İnsanoğlu, başarısını kıskandığı kişiyi aslında bir ayna gibi görür. O kişi, onun yapamadıklarını yapmış, cesaret edemediği adımları atmıştır. Bu ayna bazen rahatsız eder; çünkü insan kendi eksiklerini görmek istemez. Eksiklerini kabul etmek zordur, zaman ister, emek ister. Oysa iftira atmak, konuşmak, küçümsemek kolaydır. Kolay olan her zaman daha çok tercih edilir.

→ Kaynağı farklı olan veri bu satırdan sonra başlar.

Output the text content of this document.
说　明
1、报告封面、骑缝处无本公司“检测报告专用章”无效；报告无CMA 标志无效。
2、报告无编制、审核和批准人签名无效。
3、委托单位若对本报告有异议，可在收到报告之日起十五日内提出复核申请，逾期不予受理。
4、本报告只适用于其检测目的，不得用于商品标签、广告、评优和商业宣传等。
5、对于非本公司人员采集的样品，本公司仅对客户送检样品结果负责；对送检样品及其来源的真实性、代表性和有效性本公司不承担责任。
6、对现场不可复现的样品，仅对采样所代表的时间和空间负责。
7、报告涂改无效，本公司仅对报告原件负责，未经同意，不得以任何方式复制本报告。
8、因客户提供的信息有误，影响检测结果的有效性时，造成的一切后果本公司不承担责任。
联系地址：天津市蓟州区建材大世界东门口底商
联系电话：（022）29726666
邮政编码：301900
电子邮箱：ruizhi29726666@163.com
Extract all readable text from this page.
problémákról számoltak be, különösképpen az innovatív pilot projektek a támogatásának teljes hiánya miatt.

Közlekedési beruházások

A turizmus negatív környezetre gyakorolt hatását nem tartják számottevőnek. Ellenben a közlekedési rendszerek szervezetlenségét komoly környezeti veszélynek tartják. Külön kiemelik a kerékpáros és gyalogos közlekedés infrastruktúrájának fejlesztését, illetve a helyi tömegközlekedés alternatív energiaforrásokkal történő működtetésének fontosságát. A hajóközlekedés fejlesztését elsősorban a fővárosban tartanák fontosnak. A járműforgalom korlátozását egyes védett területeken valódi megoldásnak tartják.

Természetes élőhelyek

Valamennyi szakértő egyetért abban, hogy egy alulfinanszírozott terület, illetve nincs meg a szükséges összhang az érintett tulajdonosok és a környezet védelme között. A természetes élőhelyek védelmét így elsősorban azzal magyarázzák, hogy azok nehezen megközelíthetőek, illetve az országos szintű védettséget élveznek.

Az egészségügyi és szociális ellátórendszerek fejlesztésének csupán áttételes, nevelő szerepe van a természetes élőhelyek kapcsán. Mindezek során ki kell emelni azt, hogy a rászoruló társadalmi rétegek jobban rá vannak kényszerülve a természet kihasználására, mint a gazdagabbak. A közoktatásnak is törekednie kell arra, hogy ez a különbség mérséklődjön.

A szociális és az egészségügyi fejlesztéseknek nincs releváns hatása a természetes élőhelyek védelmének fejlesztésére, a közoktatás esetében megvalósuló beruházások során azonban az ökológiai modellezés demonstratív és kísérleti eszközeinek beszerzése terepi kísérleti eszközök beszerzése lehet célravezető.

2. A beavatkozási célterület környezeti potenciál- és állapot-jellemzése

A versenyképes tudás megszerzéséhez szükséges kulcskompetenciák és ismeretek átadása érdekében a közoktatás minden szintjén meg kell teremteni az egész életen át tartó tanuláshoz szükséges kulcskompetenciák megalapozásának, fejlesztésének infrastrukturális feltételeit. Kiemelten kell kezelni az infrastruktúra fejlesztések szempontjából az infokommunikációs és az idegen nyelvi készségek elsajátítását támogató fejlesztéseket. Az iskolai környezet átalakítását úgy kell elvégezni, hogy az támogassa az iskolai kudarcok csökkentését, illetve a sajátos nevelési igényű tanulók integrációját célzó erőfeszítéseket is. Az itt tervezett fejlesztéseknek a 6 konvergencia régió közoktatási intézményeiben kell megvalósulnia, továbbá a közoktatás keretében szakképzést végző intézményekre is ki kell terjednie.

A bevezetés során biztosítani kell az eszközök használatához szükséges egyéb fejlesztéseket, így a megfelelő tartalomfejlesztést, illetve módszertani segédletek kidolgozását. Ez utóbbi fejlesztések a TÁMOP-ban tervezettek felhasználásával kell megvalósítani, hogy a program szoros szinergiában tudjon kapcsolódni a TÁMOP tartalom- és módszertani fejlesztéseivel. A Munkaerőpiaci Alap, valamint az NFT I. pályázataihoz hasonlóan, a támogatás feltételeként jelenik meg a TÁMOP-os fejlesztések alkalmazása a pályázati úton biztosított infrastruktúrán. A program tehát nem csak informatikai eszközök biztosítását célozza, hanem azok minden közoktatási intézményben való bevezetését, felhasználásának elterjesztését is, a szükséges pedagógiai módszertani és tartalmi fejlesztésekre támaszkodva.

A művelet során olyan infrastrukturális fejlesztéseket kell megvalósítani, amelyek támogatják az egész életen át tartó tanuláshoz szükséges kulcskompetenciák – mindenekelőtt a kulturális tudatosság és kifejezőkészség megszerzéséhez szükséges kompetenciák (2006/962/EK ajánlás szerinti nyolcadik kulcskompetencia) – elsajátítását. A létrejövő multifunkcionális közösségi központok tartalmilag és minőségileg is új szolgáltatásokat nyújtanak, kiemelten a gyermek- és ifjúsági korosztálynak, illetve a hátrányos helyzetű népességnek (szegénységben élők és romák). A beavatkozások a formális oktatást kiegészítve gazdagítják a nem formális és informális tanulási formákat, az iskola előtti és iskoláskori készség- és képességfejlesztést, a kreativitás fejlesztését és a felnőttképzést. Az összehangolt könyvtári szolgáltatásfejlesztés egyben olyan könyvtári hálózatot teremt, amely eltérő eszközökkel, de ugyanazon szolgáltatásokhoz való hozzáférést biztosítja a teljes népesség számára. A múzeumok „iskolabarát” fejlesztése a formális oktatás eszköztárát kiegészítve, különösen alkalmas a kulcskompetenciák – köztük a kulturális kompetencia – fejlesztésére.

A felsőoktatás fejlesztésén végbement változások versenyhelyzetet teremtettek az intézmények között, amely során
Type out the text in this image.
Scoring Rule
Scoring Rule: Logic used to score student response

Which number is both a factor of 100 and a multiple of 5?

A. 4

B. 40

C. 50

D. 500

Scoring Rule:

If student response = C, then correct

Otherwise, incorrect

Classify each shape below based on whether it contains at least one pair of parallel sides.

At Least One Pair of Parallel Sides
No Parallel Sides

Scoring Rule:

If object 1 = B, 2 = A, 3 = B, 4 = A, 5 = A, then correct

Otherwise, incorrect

Hele ki küçük şehirlerde başarı daha da göze batar. “Benden daha iyi olmasın” düşüncesi, görünmez bir sis gibi insanların arasına yayılır. Birinin parlaması, diğerinin gölgesini uzatır. O gölge büyüdükçe de dedikodu çoğalır. Belki de bu yüzden en çok zirvedekiler konuşulur. Dağın tepesinde rüzgâr güçlü eser; zirveye çıkanın karşılaştığı rüzgâr da budur: kıskançlık rüzgârı.
Ego da bu oyunun önemli bir oyuncusudur. Başarılı olanı övmek yerine “Şansı vardı”, “Torpili olmasa yapamazdı”, “Bir bildiğimiz var” gibi cümleler üreterek kendini rahatlatır. Bu söylemler, kişinin iç dünyasında bir nevi pansuman görevi görür. Ama pansuman yaranın kendisini iyileştirmez; sadece üzerini örter.
Asıl gerçek şudur:
Başarılı insanın kusuru yoktur, konuşanların iç dünyasında çözülmemiş hesaplar vardır.
Çalışan, üreten, emek veren insan yoluna bakar. Çünkü bilir ki konuşan konuşur, çalışan kazanır. Dedikodu gölgede kalır, emek güneşte parıldar.
Ve hayatın adaleti budur:
Kim ne derse desin, başarıya laf işlemez.
Emek, sonunda mutlaka kendi hakkını alır.